Given the limitations of existing treatment options, many people I spoke with in Louisville agreed that any treatment with promise should be considered.
But what about the heart risks of ibogaine?
Mr. Hubbard was confident that the risks could be mitigated. He put me in touch with scientists working on the subject. They included Dr. Deborah Mash, a veteran ibogaine researcher at the University of Miami who has used ibogaine to treat more than 300 patients with opioid use disorder. Dr. MartÃn Polanco, the medical director of Mission Within, a program that has used ibogaine to treat more than 1,000 veterans with traumatic brain injury and addiction problems. and Dr. Nolan Williams, a Stanford University neuroscientist who was preparing to publish a study highlighting measures to reduce the cardiac risks of ibogaine.
All were adamant that ibogaine-related deaths could be effectively managed by screening people with cardiovascular problems and ensuring that ibogaine was administered in a medical setting.

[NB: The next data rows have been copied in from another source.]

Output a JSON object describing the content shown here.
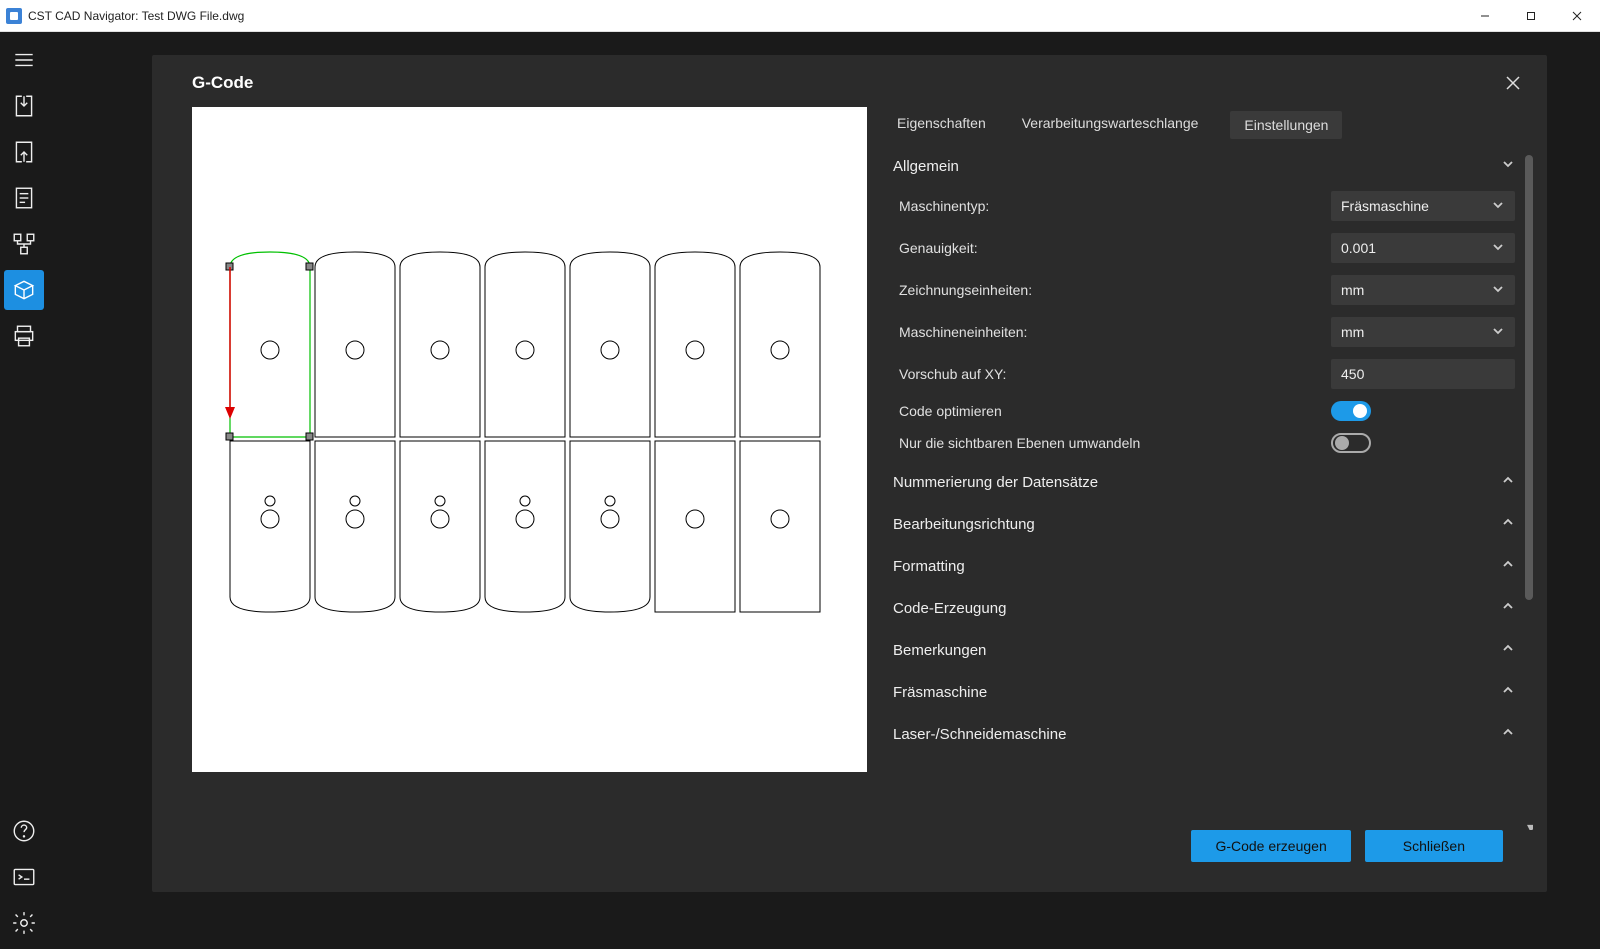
{
  "window": {
    "title": "CST CAD Navigator: Test DWG File.dwg"
  },
  "sidebar": {
    "items": [
      {
        "name": "hamburger"
      },
      {
        "name": "import"
      },
      {
        "name": "export"
      },
      {
        "name": "document"
      },
      {
        "name": "tree"
      },
      {
        "name": "gcode"
      },
      {
        "name": "print"
      }
    ],
    "bottom_items": [
      {
        "name": "help"
      },
      {
        "name": "console"
      },
      {
        "name": "settings"
      }
    ]
  },
  "dialog": {
    "title": "G-Code",
    "tabs": {
      "properties": "Eigenschaften",
      "queue": "Verarbeitungswarteschlange",
      "settings": "Einstellungen"
    },
    "sections": {
      "general": "Allgemein",
      "numbering": "Nummerierung der Datensätze",
      "direction": "Bearbeitungsrichtung",
      "formatting": "Formatting",
      "codegen": "Code-Erzeugung",
      "remarks": "Bemerkungen",
      "milling": "Fräsmaschine",
      "laser": "Laser-/Schneidemaschine"
    },
    "fields": {
      "machine_type": {
        "label": "Maschinentyp:",
        "value": "Fräsmaschine"
      },
      "precision": {
        "label": "Genauigkeit:",
        "value": "0.001"
      },
      "drawing_units": {
        "label": "Zeichnungseinheiten:",
        "value": "mm"
      },
      "machine_units": {
        "label": "Maschineneinheiten:",
        "value": "mm"
      },
      "feed_xy": {
        "label": "Vorschub auf XY:",
        "value": "450"
      },
      "optimize": {
        "label": "Code optimieren",
        "value": true
      },
      "visible_only": {
        "label": "Nur die sichtbaren Ebenen umwandeln",
        "value": false
      }
    },
    "buttons": {
      "generate": "G-Code erzeugen",
      "close": "Schließen"
    }
  }
}
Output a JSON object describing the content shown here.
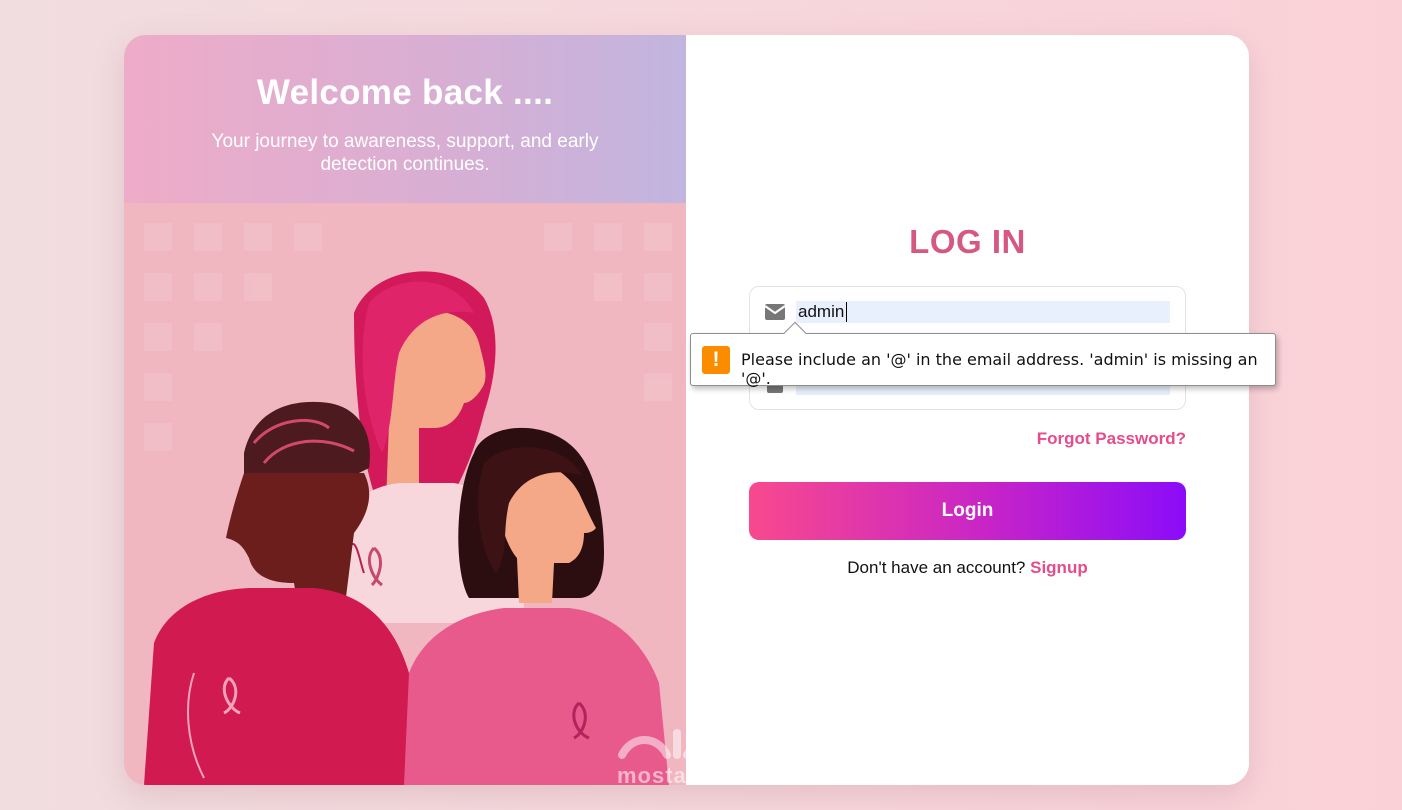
{
  "hero": {
    "title": "Welcome back ....",
    "subtitle": "Your journey to awareness, support, and early detection continues."
  },
  "watermark": "mostaql.com",
  "login_form": {
    "title": "LOG IN",
    "email_value": "admin",
    "email_icon": "envelope-icon",
    "password_value": "",
    "password_icon": "lock-icon",
    "forgot_label": "Forgot Password?",
    "submit_label": "Login",
    "signup_prompt": "Don't have an account?",
    "signup_label": "Signup"
  },
  "validation_tooltip": {
    "icon": "warning-icon",
    "message": "Please include an '@' in the email address. 'admin' is missing an '@'."
  },
  "colors": {
    "accent": "#d6577f",
    "link": "#e64b8b",
    "button_start": "#f8498e",
    "button_end": "#8b0cf9",
    "warning": "#fb8c00"
  }
}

Covering psychedelic medicine can be nerve-wracking, given the relatively nascent state of the field, the paucity of large studies, and the occasionally breathless reinforcement of its proponents.
Reporters on the Times Health and Science team are careful about letting hope get ahead of science. When writing the article, my editors and I took care to balance ibogaine’s apparent promise with its clear risks.
The article, published this month, drew a largely positive reaction from experts. In the comments section, more than 100 readers, including people who had been treated with ibogaine, expressed hope that federal regulators might one day approve the study of the drug.
Kentucky Attorney General-elect Russell Coleman doesn’t share their optimism. On March 13, Mr. Coleman effectively killed the committee’s ibogaine initiative.
Mr. Hubbard remains undeterred. Last month, he began working for the Ohio state treasurer’s office on a similar initiative to use opioid settlement money to fund ibogaine research. Half a dozen other states, he said, have expressed interest in doing the same.
I too will be keeping a close eye on this exciting psychedelic in the coming months and years.